# Ping Stock shafts???



## stevelev (Apr 5, 2012)

Hi

I'm hoping someone can advise me what the difference(s) between the Project X 6.0 Shaft and the Standard Stiff shaft used in the G20 Driver.

Assistant Pro said the Project X 6.0 was a stiffer shaft but when I used it today in a demo driver it felt more whippy and lighter than the standard stiff shaft. I was getting 225 carry with the stiff but 210 with project X.

Any of the fitting guru's shed any light on this for me.


----------



## moogie (Apr 5, 2012)

In the New Ping i20 driver,  the Black Project X shaft,  has a softer tip,  higher launch,  than the TFC shaft
It is actually a 'Weaker' shaft
The TFC stiff shaft in the i20 Driver ( Ive got one ) is a very decent shaft,  for a stock shaft


----------



## SGC001 (Apr 5, 2012)

Try this site: http://www.ping.com/shafts/drivershafts.aspx?id=34

Have you ever tried regular? If so how far did you carry that? Have you tried different lofts and if so which loft did you carry farthest?


----------



## Ethan (Apr 5, 2012)

The stock shafts in the i20 and G20 are different. The i20 shaft (TFC707) is a pretty decent one, and the one in the G20 (TFC169)is somewhat weaker. 

The PX is not a "real" PX, but one made for Ping, and although it is higher launch, it is supposed to give a flatter trajectory, hence good distance. I have a Cally Diablo Tour Black with a PX 6.0. This is another "made for" version, less solid than a "real" one, but a bit better than the Ping version. 

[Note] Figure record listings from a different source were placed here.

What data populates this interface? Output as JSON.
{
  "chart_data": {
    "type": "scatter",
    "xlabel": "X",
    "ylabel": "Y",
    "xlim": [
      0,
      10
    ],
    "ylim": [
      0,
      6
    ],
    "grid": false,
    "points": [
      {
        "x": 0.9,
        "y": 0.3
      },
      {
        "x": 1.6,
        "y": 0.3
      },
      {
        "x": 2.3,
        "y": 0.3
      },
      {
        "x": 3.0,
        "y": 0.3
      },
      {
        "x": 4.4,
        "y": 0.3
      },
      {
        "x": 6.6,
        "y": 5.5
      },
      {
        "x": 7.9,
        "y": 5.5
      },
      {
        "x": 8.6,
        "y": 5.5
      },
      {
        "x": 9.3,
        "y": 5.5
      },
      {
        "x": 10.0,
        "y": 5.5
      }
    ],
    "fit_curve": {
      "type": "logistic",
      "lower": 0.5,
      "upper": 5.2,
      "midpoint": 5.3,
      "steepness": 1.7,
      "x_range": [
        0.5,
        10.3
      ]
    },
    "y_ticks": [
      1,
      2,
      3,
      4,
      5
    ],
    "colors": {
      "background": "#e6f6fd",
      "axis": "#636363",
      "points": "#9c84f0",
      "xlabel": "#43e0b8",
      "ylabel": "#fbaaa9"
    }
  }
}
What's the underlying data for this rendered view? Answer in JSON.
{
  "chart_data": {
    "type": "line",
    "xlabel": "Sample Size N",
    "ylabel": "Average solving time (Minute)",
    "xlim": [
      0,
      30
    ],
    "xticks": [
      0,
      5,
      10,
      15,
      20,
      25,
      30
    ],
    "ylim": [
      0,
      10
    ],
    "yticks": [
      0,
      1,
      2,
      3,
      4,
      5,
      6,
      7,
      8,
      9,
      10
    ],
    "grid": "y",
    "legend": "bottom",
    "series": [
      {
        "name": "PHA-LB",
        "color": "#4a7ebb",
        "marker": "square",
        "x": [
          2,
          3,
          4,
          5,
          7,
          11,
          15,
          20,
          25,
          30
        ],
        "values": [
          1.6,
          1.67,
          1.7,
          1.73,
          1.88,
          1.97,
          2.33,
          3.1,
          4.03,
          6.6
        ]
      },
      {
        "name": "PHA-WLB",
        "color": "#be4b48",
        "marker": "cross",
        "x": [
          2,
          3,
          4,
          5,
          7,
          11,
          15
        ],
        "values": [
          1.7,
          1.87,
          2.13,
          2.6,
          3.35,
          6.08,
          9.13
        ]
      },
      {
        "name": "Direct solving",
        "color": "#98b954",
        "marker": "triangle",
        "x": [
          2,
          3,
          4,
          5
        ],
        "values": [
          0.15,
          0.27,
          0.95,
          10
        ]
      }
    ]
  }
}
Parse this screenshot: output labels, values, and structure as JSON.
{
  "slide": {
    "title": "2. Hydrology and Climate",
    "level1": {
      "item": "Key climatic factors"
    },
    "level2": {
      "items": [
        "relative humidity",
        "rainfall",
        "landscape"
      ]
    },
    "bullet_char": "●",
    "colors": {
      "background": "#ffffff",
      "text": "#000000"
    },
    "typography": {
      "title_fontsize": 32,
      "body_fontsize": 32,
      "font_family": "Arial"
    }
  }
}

The "real" PX Tour Issue shaft, as seen in a Titleist 910 is a very solid shaft and a lot of players have struggled to flight it properly. Great shaft if you are up to it, though.


----------



## stevelev (Apr 5, 2012)

So out of the stock stiff shaft and the black PX 6 shaft which is the stiffer /heavier shaft?


----------



## moogie (Apr 5, 2012)

If it is the i20 driver,  here are shaft specs
TFC 707D  --  Stiff ,  4.1 Torque,  62 Grams
Project X Black  --  Stiff ,  4.6 Torque ,  57 Grams

And the G20 
Ping TFC 169D  --  Stiff ,  5.9 Torque ,  58 Grams
Ping TFC 169D TOUR  --  Stiff ,  4.7 Torque ,  63 Grams

Hope this Helps............


----------



## thecraw (Apr 6, 2012)

I believe its UST that make Ping standard shafts so your still getting a very good shaft for your money.

Personally I'd be going for the Ping stock shaft in the i20 range.


C.


----------



## CMAC (Apr 6, 2012)

useful thread as I was trying to find out if the older TFC shaft in the G10 or G15 is a decent low launcher or a whippier 'help me get it up' shaft?

Ethan, impressed by your knowledge so if you can shed anylight on the stock shafts in the G10/G15/i15 range that would be appreciated


----------



## Ethan (Apr 6, 2012)

The standard shafts are tailored to the type of user, so the i shaft will be stronger than the G which will be stronger than the K. They use a number of manufacturers, but choose to stick to TFC labelling rather than the type of labelling some other brands use. 

The G10 came with a Ping TFC 129, or a high launch version of the UST V2 or a Graf PL Red, I think. The Graf PL Red is a low launch shaft for the better player, the UST mid-high and the TFC high. 

If you are buying new, there are a load of custom shafts available through PingWRX, but you would need to be fitted to get the best choice.


----------



## CMAC (Apr 6, 2012)

Thanks Ethan, thats just stopped me buying a TFC on a 9* if its meant as a high launcher, plus the PL Red I find a dead shaft when it was on my Titleist 907D2, do you think the Ping PL Red will be different to the Titleist PL Red? I couldnt stand using a dead feeling shaft again!


----------



## Ethan (Apr 6, 2012)

DarthVega said:



			Thanks Ethan, thats just stopped me buying a TFC on a 9* if its meant as a high launcher, plus the PL Red I find a dead shaft when it was on my Titleist 907D2, do you think the Ping PL Red will be different to the Titleist PL Red? I couldnt stand using a dead feeling shaft again!
		
Click to expand...

As far as I know, the PL Red is the same in both Ping and Titleist. The Titleist one might be inserted a bit deeper (as used to be the Titleist way in the 905 and 907s), which firms it up a bit, but if you didn't like it in the Titleist, I would predict problems in a Ping too. 

This is the Ping custom catalogue:
http://www.ping.com/uploadedFiles/clubs/customize/PING_Custom_Options.pdf


----------



## CMAC (Apr 6, 2012)

Ethan said:



			As far as I know, the PL Red is the same in both Ping and Titleist. The Titleist one might be inserted a bit deeper (as used to be the Titleist way in the 905 and 907s), which firms it up a bit, but if you didn't like it in the Titleist, I would predict problems in a Ping too. 

This is the Ping custom catalogue:
http://www.ping.com/uploadedFiles/clubs/customize/PING_Custom_Options.pdf

Click to expand...

Thanks Ethan, thats a shame.

As I can only buy second hand and as you stated the TFC is high launch and the PL Red is a dead stick (my opinion) it doesnt leave much or any choice
I can find 9* stiffs in...
Proforce v2
Proforce v2 66
TFC 129

any recommendations out of these for something responsive but not high spin?

Thanks for any help Ethan, you've already saved me buying a TFC or am I confusing high launch with a ballooning high spin shaft? confused.com


----------